The Voice of Smith Island Chris Parks returned to tell the world about his home

September 03, 1994|By Helen Chappell | Helen Chappell,Special to The Sun

Ewell, Md. -- There are those who say all watermen are philosophers. There are others who say the two occupations couldn't be more different. And then there's Jonnie Christy Parks, the waterman-philosopher of Smith Island.

"The two are compatible, if not downright symbiotic," says Chris, as his friends know him. "Now, take pulling crab pots. It's like Sisyphus rolling that rock uphill. The work never ends. . . . It gives you time to think."

Chris Parks makes his living the way everyone does on this isolated and marshy rise of land, 12 miles off the Eastern Shore in Chesapeake Bay. "There's no alternative out here," he says. "You make your living from crabs or you don't make it."

But he also has an unusual role on an island where people often feel alienated from the mainland. Chris Parks explains out here to someone from over there.

His medium is the letter to the editor. In such places as Smith Island, where there is no local government, such letters often are the only forum for debate. But in a community in which most people leave school early to work on the water, few feel comfortable expressing themselves in writing.

So when an issue arises -- say, when the state threatens to crack down on housewives who pick crab meat and sell it commercially -- Chris Parks is the man people turn to give voice to Smith Island's thoughts.

He's an ideal man for the job -- a college graduate with a degree in philosophy, a former newspaper reporter, and a native whose family goes back 300 years on Smith Island.

"Better than anyone else, Chris might be able to explain Smith Island to the world because he is of Smith Island," says the painter Reuben Becker, an island resident for 22 years.

Still, it is a role Chris is not entirely comfortable with. "I don't want anyone to think that I'm special," he says.

Since this is Sunday, Chris doesn't have to pull crab pots. But he's thinking about it, talking about the Tao of work and the study of truth on Smith Island, where he tries to follow the precepts of the philosopher Henry David Thoreau.

"Out here, I'm very close to nature, to the cycles of the seasons and the water, and that, for me, is a good life," he says. "Living simply and close to nature, that's important. I can't experience that in town. An island is a great place to be a philosopher."

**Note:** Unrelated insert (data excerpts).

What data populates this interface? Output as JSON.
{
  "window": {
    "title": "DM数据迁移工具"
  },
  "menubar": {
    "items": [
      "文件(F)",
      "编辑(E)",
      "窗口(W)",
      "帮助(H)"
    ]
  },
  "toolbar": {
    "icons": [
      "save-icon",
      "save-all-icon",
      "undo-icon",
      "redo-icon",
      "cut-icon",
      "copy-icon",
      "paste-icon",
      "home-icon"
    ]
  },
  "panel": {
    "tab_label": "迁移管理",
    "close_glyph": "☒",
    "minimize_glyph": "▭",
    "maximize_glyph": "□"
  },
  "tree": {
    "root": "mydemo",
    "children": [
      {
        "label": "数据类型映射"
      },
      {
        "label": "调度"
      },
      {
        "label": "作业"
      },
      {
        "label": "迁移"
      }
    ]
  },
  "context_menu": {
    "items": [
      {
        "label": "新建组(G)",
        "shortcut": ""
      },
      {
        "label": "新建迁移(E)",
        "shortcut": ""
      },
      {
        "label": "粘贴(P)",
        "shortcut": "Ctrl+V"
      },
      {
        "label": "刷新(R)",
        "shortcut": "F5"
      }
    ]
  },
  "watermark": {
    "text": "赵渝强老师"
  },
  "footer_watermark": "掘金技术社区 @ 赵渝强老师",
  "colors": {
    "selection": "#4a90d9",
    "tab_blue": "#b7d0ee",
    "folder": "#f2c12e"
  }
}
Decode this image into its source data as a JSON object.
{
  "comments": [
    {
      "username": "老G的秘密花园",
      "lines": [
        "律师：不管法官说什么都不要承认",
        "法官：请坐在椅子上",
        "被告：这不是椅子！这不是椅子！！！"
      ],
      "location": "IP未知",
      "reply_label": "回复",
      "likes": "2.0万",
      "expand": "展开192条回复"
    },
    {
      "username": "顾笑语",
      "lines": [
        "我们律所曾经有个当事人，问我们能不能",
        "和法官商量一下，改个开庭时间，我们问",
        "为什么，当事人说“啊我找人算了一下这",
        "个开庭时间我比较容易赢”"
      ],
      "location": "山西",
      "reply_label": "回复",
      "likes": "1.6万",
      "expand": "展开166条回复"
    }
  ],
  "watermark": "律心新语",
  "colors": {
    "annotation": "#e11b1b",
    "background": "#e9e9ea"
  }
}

A slightly built, crag-featured man with a full head of thick, wiry, dark hair and intense green eyes magnified by glasses, Chris, 37, walks along the narrow lanes of Ewell like a kid let out of school. From time to time, he makes a point by gesturing with gnarled, work-hardened hands. His posture has an almost rabbinical stoop, as if burdened by the weight of scholarship.

Living like Thoreau

Out here in the Chesapeake Bay, caught between the old ways && and the shock of the new, Chris is idealistic enough to believe it's still possible to live like Thoreau in the latter half of the 20th century.

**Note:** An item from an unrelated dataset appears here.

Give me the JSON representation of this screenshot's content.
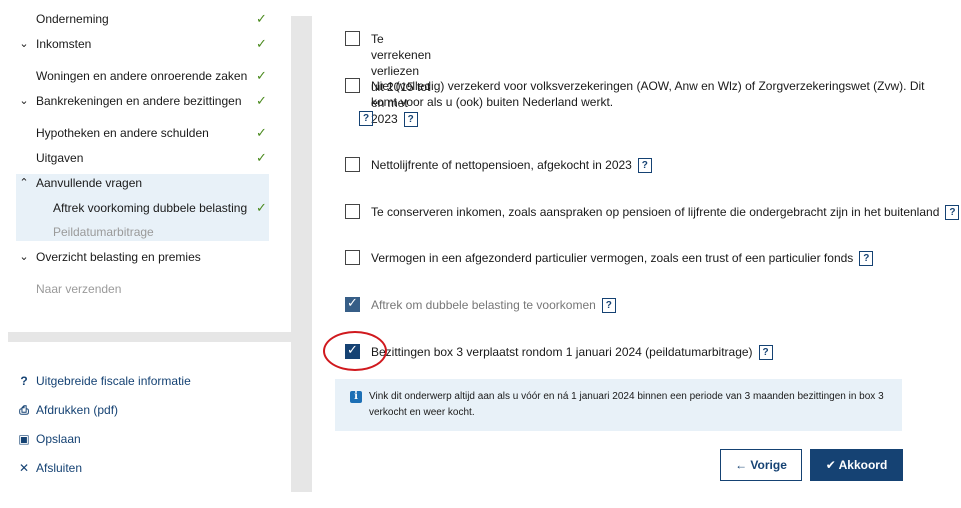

This is one of the last waterman's communities, where three centuries of cultural identity have not yet been blurred by pricey new boutiques and rich retiree condos. Yet Chris knows the outside world has finally found Smith Island, and that life here is changing.

The seafood industry, once the mainstay of the island's economic life, is in serious decline. Many people have left the island or gone into service jobs in the budding tourism industry; just this week, ground was broken for a tourism center.

This outpost is Chris' obsession, his dream, his life's work. If he tends

to see this place through an idealized mist at times, he's not alone. Smith Island seems to exert that influence on a lot of people who enjoy its slow pace, tight-knit community and Eastern Shore character.

Chris speaks often of an idyllic childhood spent on the water with his late father, a waterman. He recalls a simpler time when there were plenty of crabs and oysters, and the mainland was just far enough away. Now, "over there" has become a symbol of all that he dislikes the most about mainstream culture.

"Society's plastic umbilical cord of material goods and consumerism is beginning to corrupt us out here," he wrote in an essay. "We see the junk on TV, and we want it, when we used to be satisfied out here with so much less, with a simpler life."

Return of the native

His perspective is that of the native who has been away and come home again. Lots of people leave Smith Island and go to college, go away. Chris is the only one who got his education and came back.

He says he was always bookish. "I read because I wanted to learn. My father used to say that he liked to read when he was young, too," he recalls. He finished high school, and after working with his father on the water for several years, saved enough money to enroll in Salisbury State University.

"I was," he says ruefully, "a 25-year-old freshman." Four years later, he graduated, then spent a few years kicking around the mainland, trying to find a place where he could fit in.